Emergency department patients with unmet substance abuse treatment need generate much higher hospital and emergency department charges than patients without such need, according to a new study to be published today as an advance online publication of Annals of Emergency Medicine.
Researchers led by Ian Rockett, PhD, from West Virginia University's Department of Community Medicine and Center for Rural Emergency Medicine found that emergency department patients with unmet substance abuse need are 81 percent more likely to be admitted during their emergency visit and 46 percent more likely to have reported making at least one emergency department visit in the previous 12 months. Their utilization of emergency medical services accounted for $777.2 million in extra hospital charges for Tennessee in year 2000 dollars, representing an additional $1,568 for each emergency patient with unmet substance abuse treatment need. In this statewide study, less than 10 percent of the emergency department patients needing substance abuse treatment were currently receiving it.
"We predict that systematically addressing substance abuse problems in emergency departments would produce major savings in time, resources and costs," Rockett said. "In exacerbating the workloads of very busy hospital staff, emergency patients with unmet substance abuse treatment need add many millions of dollars to annual health care costs.
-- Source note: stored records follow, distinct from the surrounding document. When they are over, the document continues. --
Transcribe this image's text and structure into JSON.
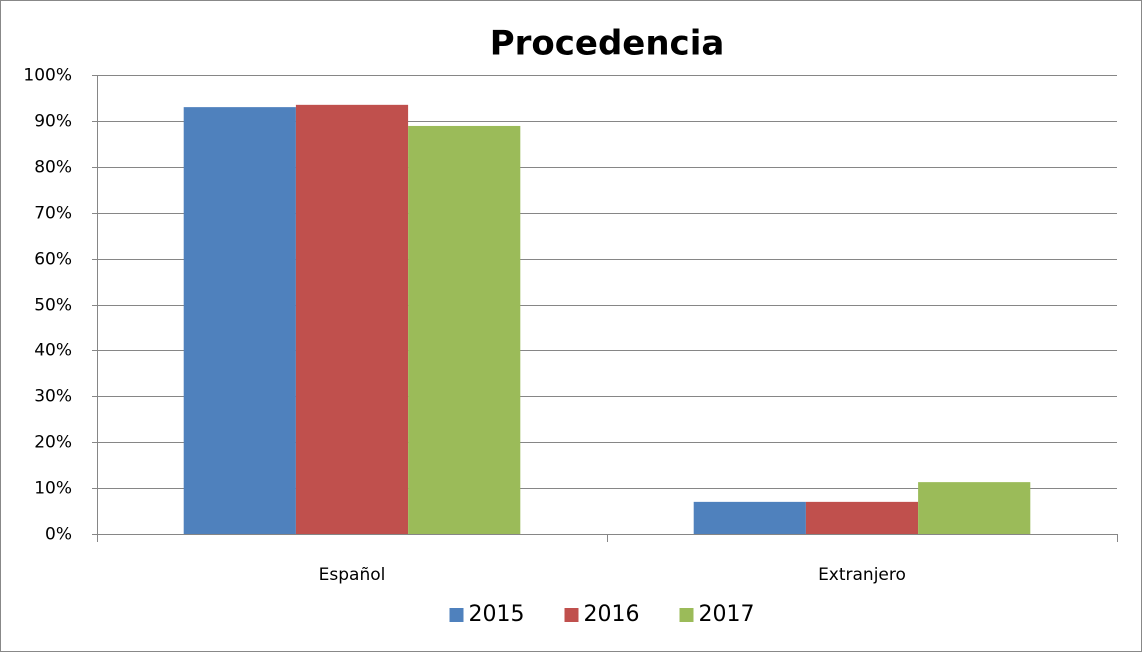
{
  "chart_data": {
    "type": "bar",
    "title": "Procedencia",
    "categories": [
      "Español",
      "Extranjero"
    ],
    "series": [
      {
        "name": "2015",
        "color": "#4f81bd",
        "values": [
          93.0,
          7.0
        ]
      },
      {
        "name": "2016",
        "color": "#c0504d",
        "values": [
          93.5,
          7.0
        ]
      },
      {
        "name": "2017",
        "color": "#9bbb59",
        "values": [
          88.9,
          11.3
        ]
      }
    ],
    "ylim": [
      0,
      100
    ],
    "yticks": [
      {
        "value": 0,
        "label": "0%"
      },
      {
        "value": 10,
        "label": "10%"
      },
      {
        "value": 20,
        "label": "20%"
      },
      {
        "value": 30,
        "label": "30%"
      },
      {
        "value": 40,
        "label": "40%"
      },
      {
        "value": 50,
        "label": "50%"
      },
      {
        "value": 60,
        "label": "60%"
      },
      {
        "value": 70,
        "label": "70%"
      },
      {
        "value": 80,
        "label": "80%"
      },
      {
        "value": 90,
        "label": "90%"
      },
      {
        "value": 100,
        "label": "100%"
      }
    ],
    "grid": true,
    "legend": "bottom"
  }
}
Our research findings speak to the importance of identifying them as substance abusers -- either for a brief intervention or to refer them to substance abuse treatment as appropriate. The emergency department visit itself can represent a teachable moment for a patient."
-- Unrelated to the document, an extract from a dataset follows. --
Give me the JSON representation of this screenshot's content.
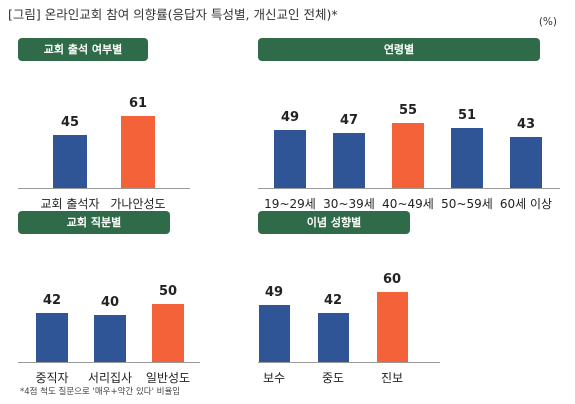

The researchers estimated that 27 percent of adult emergency department patients in Tennessee have unmet substance abuse need. Compared to patients without substance abuse treatment need, patients with unmet need were younger, more likely to be male, and uninsured or enrolled in TennCare, Tennessee's Medicaid-waiver managed-care program. The study was a cross-sectional survey conducted in seven Tennessee hospitals between June 1996 and January 1997.